Vanaf 23 augustus gaan deze groepen weer door. De ene week komen ze samen in de gemeenschappen, de andere week is er de livestream-dienst vanaf de hoofdlocatie. “We kregen razend enthousiaste reacties. De meeste mensen waren erg positief. Natuurlijk waren er ook mensen die de veranderingen spannend vonden.”
“Mensen zagen dit als een verademing, omdat ze al een tijd niet samengekomen waren. En dat is heel onnatuurlijk, want geloven kun je niet in je uppie.”
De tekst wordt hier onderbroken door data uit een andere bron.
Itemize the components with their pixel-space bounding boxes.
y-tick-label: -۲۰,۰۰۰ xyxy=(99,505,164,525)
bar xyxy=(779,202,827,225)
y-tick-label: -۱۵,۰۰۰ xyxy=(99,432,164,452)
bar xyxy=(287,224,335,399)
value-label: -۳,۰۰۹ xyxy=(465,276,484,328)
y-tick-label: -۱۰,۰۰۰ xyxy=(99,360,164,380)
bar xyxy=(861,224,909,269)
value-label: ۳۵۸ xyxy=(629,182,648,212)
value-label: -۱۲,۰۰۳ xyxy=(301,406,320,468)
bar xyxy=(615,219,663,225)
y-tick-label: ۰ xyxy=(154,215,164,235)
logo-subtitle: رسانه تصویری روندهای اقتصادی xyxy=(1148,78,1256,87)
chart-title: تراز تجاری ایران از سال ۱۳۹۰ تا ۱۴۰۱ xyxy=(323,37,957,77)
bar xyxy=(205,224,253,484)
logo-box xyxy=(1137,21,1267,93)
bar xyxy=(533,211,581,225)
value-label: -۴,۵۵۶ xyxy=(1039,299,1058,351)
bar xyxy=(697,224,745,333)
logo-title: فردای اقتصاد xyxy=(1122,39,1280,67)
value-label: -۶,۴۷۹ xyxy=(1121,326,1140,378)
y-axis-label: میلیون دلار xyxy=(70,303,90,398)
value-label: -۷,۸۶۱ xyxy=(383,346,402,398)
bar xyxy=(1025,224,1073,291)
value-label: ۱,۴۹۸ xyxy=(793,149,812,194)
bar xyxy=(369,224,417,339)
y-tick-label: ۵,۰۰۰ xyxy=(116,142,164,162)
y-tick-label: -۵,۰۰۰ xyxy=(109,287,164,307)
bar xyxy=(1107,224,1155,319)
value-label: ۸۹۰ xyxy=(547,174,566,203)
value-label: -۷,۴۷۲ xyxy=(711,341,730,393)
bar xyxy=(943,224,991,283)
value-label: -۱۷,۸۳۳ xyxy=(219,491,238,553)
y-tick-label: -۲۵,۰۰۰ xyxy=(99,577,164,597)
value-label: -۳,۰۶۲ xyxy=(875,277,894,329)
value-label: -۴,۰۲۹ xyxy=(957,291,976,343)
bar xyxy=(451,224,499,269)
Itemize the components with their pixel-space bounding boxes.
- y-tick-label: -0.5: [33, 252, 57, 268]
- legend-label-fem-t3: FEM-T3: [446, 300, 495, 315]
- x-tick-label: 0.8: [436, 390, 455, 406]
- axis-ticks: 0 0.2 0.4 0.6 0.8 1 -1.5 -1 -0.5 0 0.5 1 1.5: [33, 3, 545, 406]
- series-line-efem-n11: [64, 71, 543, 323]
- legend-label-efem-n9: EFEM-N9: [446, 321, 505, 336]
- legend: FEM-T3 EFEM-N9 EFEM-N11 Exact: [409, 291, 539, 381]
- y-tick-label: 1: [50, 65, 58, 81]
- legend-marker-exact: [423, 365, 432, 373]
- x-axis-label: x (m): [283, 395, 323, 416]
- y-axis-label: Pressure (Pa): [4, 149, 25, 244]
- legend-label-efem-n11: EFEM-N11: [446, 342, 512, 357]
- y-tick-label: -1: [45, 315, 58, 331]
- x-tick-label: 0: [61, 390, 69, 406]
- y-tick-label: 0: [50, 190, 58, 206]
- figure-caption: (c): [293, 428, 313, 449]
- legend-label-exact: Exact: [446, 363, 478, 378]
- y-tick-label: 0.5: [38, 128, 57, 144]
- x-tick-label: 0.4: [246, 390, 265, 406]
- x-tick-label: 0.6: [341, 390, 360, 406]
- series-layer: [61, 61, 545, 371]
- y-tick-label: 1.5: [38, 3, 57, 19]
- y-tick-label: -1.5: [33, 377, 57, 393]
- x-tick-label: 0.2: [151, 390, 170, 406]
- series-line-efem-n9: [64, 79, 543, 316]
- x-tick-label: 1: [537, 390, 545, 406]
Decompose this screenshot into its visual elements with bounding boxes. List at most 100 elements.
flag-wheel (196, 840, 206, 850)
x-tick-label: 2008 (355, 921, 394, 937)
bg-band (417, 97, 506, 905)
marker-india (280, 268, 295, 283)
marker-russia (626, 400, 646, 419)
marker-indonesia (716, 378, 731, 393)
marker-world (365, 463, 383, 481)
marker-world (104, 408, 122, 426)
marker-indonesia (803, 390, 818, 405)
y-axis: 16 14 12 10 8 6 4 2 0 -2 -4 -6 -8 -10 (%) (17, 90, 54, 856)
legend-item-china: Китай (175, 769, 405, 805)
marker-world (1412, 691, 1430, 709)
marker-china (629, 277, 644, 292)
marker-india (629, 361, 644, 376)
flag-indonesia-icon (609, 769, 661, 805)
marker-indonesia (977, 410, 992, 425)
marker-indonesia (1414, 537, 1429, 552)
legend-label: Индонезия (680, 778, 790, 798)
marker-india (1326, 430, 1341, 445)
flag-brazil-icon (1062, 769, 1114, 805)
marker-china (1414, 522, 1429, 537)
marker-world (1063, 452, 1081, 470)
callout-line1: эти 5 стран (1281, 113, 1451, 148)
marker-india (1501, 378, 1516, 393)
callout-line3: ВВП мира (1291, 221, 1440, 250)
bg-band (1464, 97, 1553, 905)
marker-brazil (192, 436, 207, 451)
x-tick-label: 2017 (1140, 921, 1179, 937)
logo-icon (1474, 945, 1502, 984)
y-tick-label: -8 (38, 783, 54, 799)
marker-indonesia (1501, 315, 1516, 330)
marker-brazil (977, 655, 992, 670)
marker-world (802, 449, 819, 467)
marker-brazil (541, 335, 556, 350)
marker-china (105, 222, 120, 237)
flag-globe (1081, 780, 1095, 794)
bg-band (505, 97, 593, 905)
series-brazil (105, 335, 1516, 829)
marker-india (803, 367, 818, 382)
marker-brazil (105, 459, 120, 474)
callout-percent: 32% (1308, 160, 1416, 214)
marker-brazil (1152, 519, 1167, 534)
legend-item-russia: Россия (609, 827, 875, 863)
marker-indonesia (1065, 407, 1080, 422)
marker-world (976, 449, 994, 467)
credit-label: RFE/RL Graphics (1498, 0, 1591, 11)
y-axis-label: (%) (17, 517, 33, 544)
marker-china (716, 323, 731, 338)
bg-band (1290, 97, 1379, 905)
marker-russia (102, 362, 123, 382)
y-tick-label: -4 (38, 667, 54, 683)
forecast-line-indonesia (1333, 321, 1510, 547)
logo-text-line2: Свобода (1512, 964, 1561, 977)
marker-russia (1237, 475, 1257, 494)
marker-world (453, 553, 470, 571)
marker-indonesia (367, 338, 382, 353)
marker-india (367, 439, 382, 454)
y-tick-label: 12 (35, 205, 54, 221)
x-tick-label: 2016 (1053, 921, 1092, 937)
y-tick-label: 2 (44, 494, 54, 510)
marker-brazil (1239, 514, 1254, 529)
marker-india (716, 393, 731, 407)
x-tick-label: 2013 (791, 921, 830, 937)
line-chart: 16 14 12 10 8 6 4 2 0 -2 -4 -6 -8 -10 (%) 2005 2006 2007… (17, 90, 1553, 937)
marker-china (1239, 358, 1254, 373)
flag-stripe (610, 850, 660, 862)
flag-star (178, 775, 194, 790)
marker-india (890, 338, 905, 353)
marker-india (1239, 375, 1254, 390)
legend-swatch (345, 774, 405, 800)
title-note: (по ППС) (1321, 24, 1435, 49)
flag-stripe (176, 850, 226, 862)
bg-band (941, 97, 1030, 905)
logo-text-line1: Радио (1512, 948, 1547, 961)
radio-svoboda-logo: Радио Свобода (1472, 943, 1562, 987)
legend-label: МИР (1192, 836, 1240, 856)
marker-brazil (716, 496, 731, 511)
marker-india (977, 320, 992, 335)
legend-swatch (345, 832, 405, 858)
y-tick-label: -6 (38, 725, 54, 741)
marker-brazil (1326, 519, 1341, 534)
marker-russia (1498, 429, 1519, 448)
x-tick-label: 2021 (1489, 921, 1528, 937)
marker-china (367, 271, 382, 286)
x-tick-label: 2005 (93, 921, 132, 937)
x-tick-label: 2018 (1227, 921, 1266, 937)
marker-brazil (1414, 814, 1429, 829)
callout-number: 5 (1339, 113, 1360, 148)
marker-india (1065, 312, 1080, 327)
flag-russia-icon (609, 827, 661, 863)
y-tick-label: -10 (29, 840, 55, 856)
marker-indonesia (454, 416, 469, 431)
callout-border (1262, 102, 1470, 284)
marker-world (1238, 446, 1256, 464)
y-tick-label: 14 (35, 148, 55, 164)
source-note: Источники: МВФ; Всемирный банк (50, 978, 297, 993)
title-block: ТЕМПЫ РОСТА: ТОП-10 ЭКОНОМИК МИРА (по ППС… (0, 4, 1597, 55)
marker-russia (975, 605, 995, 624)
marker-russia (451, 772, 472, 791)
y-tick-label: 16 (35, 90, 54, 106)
“Mensen zagen dit als een verademing, omdat ze al een tijd niet samengekomen waren. En dat is heel onnatuurlijk, want geloven kun je niet in je uppie. Het is dan leuk als mensen geactiveerd worden en er weer zin in krijgen. Daarnaast is zo’n opgedeelde gemeenschap ook veel laagdrempeliger; het is informeler en ook vaak bij mensen in hun eigen buurt. Dat zorgt ervoor dat er mensen waren die niet-gelovig zijn, maar nu wel een keer meewilden.”
Discipelschap
De vraag die Theo wel bezighoudt is: wil je het liefst terug naar het oude normaal, of gaat de kerk er heel anders uitzien? “Daar praten we heel veel over en we gaan er ook open in. We laten ons verrassen. We moeten zéker het goede hieruit halen en het slechte ervan vergeten. De kleinere gemeenschappen zijn zo belangrijk, ik denk dat we daaraan weer herinnerd worden.”
Tegelijkertijd houdt deze crisis Theo ook een spiegel voor. “Je ziet ook mensen die zeggen: ‘Die livestream bevalt me wel, ik hoef niet meer zo nodig naar de fysieke dienst.’ Enerzijds is dat hun eigen verantwoordelijkheid, maar het houdt me ook een spiegel voor. Zijn deze mensen wel goed toegerust? Hoe goed zijn we geslaagd in het discipelen?”
“We moeten echt groeien in het trainen van discipelen, echte volgelingen van Jezus.”
“We moeten echt groeien in het trainen van discipelen, echte volgelingen van Jezus. Dat laat deze tijd duidelijk zien en moet onderdeel zijn van het gesprek dat we voeren over de toekomst van de kerk.”